Gli europei chiedono di associare a piani di risparmio previdenziali anche altri tipi di coperture, per esempio sanitarie: un’altra delle principali conclusioni della survey anticipatrice dello scenario che si è materializzato in questi ultimi mesi. Nelle risposte ai questionari gli interpellati chiedono di implementare i programmi di risparmio contro il rischio di premorienza.

 

È una soluzione verso la quale guarda con interesse circa il 46% (il 49% in Italia) degli interpellati in Europa. Una percentuale di poco inferiore (40%, il 32% in Italia) è attratta anche dalla possibilità di includere nel proprio piano previdenziale specifiche coperture sanitarie o contro i rischi della longevità e dell’invecchiamento. Gli obiettivi della previdenza non vengono quindi percepiti come limitati a ottenere redditi pensionistici adeguati, ma come un contenitore di bisogni da soddisfare nel tempo dilatato dell’anzianità.

 

Il tratto comune della ricerca, cioè la priorità che è stata indicata nel costruire e gestire i piani di risparmio previdenziali, è comunque espressione di una maggiore responsabilizzazione dei cittadini europei nei confronti dei temi legati all’invecchiamento e al mantenimento nel tempo dei propri stili di vita.

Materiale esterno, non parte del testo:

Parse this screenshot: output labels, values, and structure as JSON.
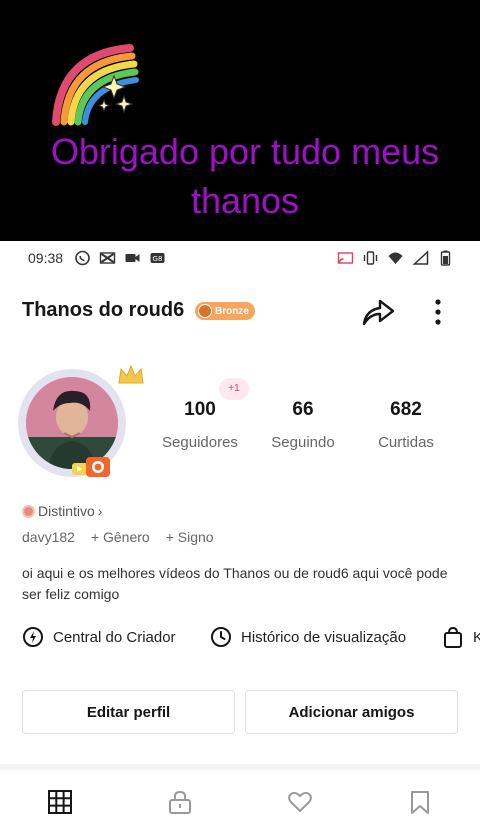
{
  "overlay": {
    "caption_line1": "Obrigado por tudo meus",
    "caption_line2": "thanos",
    "caption_color": "#a010c8",
    "sticker": "rainbow-sparkle-icon"
  },
  "status_bar": {
    "time": "09:38",
    "left_icons": [
      "whatsapp-icon",
      "capcut-icon",
      "video-icon",
      "gb-icon"
    ],
    "right_icons": [
      "cast-icon",
      "vibrate-icon",
      "wifi-icon",
      "signal-icon",
      "battery-icon"
    ]
  },
  "profile": {
    "title": "Thanos do roud6",
    "badge_label": "Bronze",
    "badge_color": "#f5a55d",
    "new_follower_badge": "+1",
    "stats": [
      {
        "value": "100",
        "label": "Seguidores"
      },
      {
        "value": "66",
        "label": "Seguindo"
      },
      {
        "value": "682",
        "label": "Curtidas"
      }
    ],
    "distintivo": "Distintivo",
    "handle": "davy182",
    "genero": "+ Gênero",
    "signo": "+ Signo",
    "bio": "oi aqui e os melhores vídeos do Thanos ou de roud6 aqui você pode ser feliz comigo"
  },
  "tools": [
    {
      "icon": "lightning-icon",
      "label": "Central do Criador"
    },
    {
      "icon": "clock-icon",
      "label": "Histórico de visualização"
    },
    {
      "icon": "bag-icon",
      "label": "K"
    }
  ],
  "buttons": {
    "edit": "Editar perfil",
    "add_friends": "Adicionar amigos"
  },
  "tabs": [
    "grid-icon",
    "lock-icon",
    "heart-icon",
    "bookmark-icon"
  ]
}
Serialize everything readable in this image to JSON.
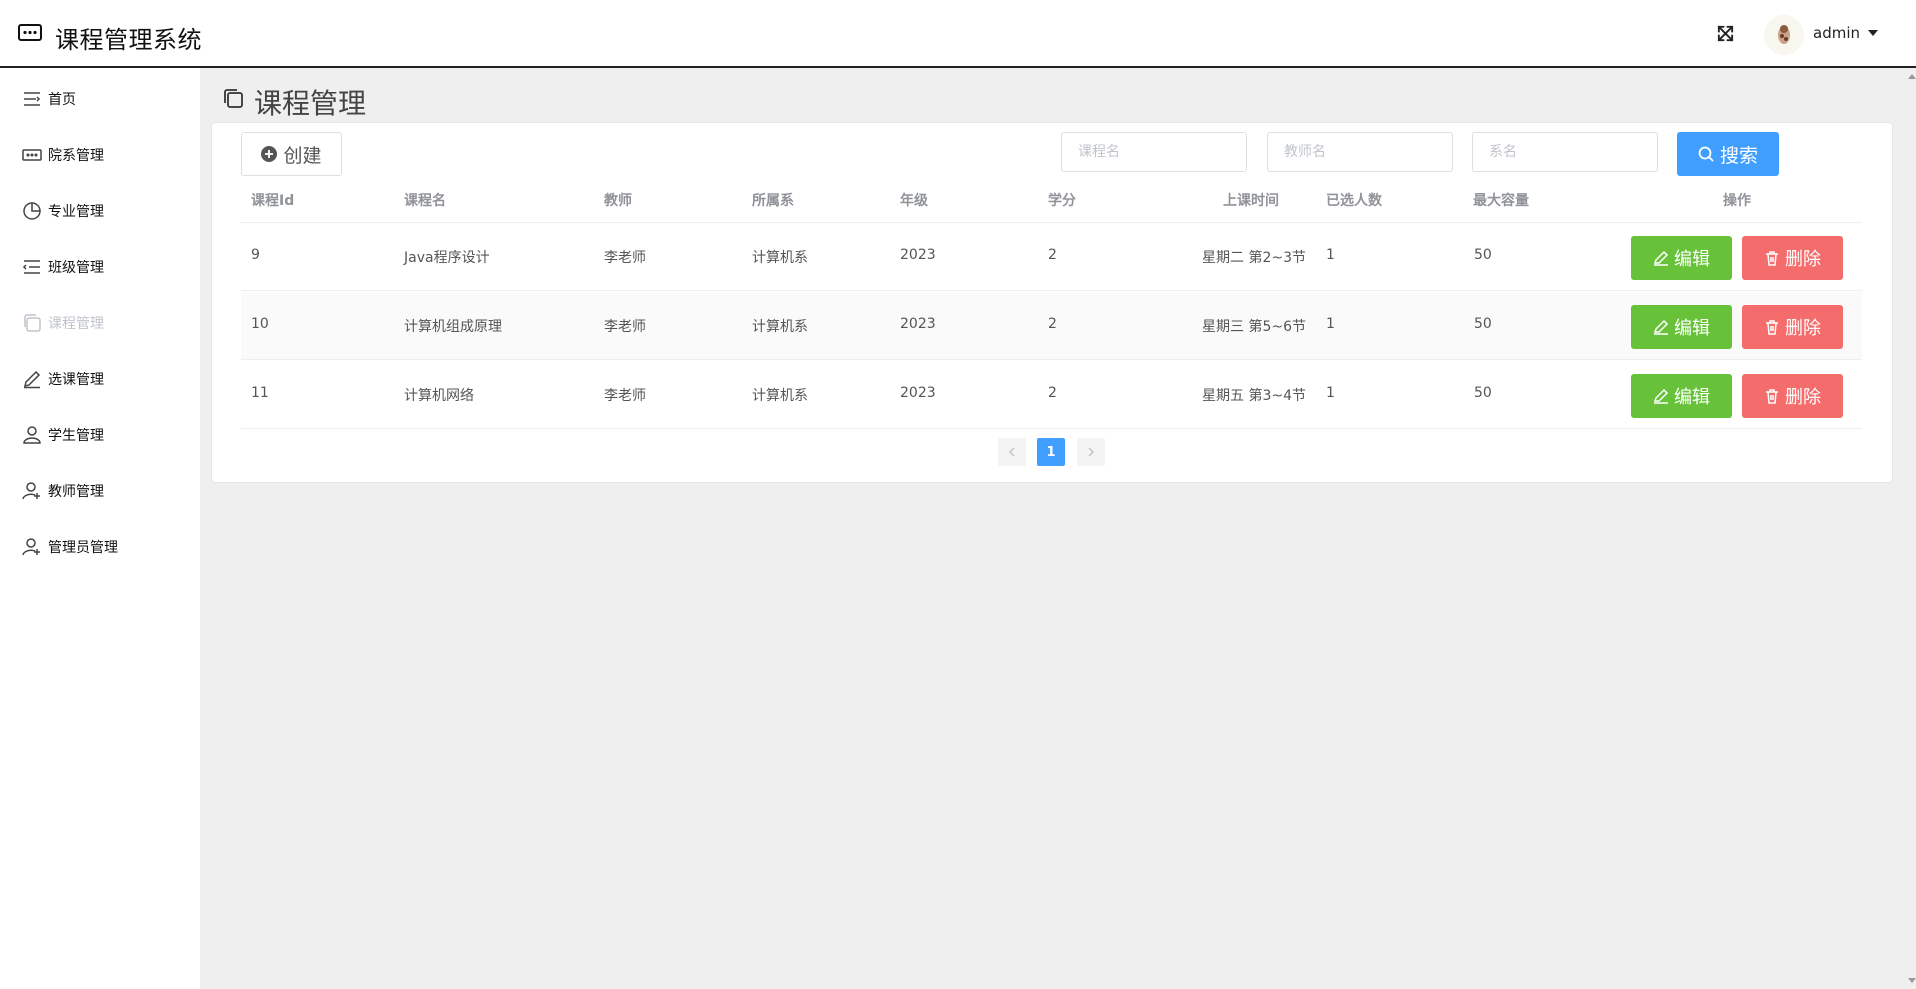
{
  "header": {
    "app_title": "课程管理系统",
    "user_name": "admin"
  },
  "sidebar": {
    "items": [
      {
        "label": "首页",
        "icon": "menu-lines-icon"
      },
      {
        "label": "院系管理",
        "icon": "more-dots-icon"
      },
      {
        "label": "专业管理",
        "icon": "pie-chart-icon"
      },
      {
        "label": "班级管理",
        "icon": "list-icon"
      },
      {
        "label": "课程管理",
        "icon": "copy-document-icon",
        "active": true
      },
      {
        "label": "选课管理",
        "icon": "edit-pen-icon"
      },
      {
        "label": "学生管理",
        "icon": "user-icon"
      },
      {
        "label": "教师管理",
        "icon": "user-add-icon"
      },
      {
        "label": "管理员管理",
        "icon": "user-add-icon"
      }
    ]
  },
  "main": {
    "page_title": "课程管理",
    "toolbar": {
      "create_label": "创建",
      "course_placeholder": "课程名",
      "teacher_placeholder": "教师名",
      "department_placeholder": "系名",
      "search_label": "搜索"
    },
    "table": {
      "headers": [
        "课程Id",
        "课程名",
        "教师",
        "所属系",
        "年级",
        "学分",
        "上课时间",
        "已选人数",
        "最大容量",
        "操作"
      ],
      "rows": [
        {
          "id": "9",
          "name": "Java程序设计",
          "teacher": "李老师",
          "department": "计算机系",
          "grade": "2023",
          "credit": "2",
          "time": "星期二 第2~3节",
          "selected": "1",
          "capacity": "50"
        },
        {
          "id": "10",
          "name": "计算机组成原理",
          "teacher": "李老师",
          "department": "计算机系",
          "grade": "2023",
          "credit": "2",
          "time": "星期三 第5~6节",
          "selected": "1",
          "capacity": "50"
        },
        {
          "id": "11",
          "name": "计算机网络",
          "teacher": "李老师",
          "department": "计算机系",
          "grade": "2023",
          "credit": "2",
          "time": "星期五 第3~4节",
          "selected": "1",
          "capacity": "50"
        }
      ],
      "edit_label": "编辑",
      "delete_label": "删除"
    },
    "pagination": {
      "current_page": "1"
    }
  },
  "colors": {
    "primary": "#409eff",
    "success": "#67c23a",
    "danger": "#f56c6c"
  }
}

Il report, secondo Ania, fa pensare che la rendita pensionistica al termine della vita attiva e le altre reti di protezione della terza età saranno sempre più il prodotto di scelte consapevoli fatte nel corso degli anni e di una gestione dinamica dei cambiamenti, affrontando gli imprevisti che la vita spesso riserva. Anche quando assumono le sembianze di vere e proprie emergenze epocali.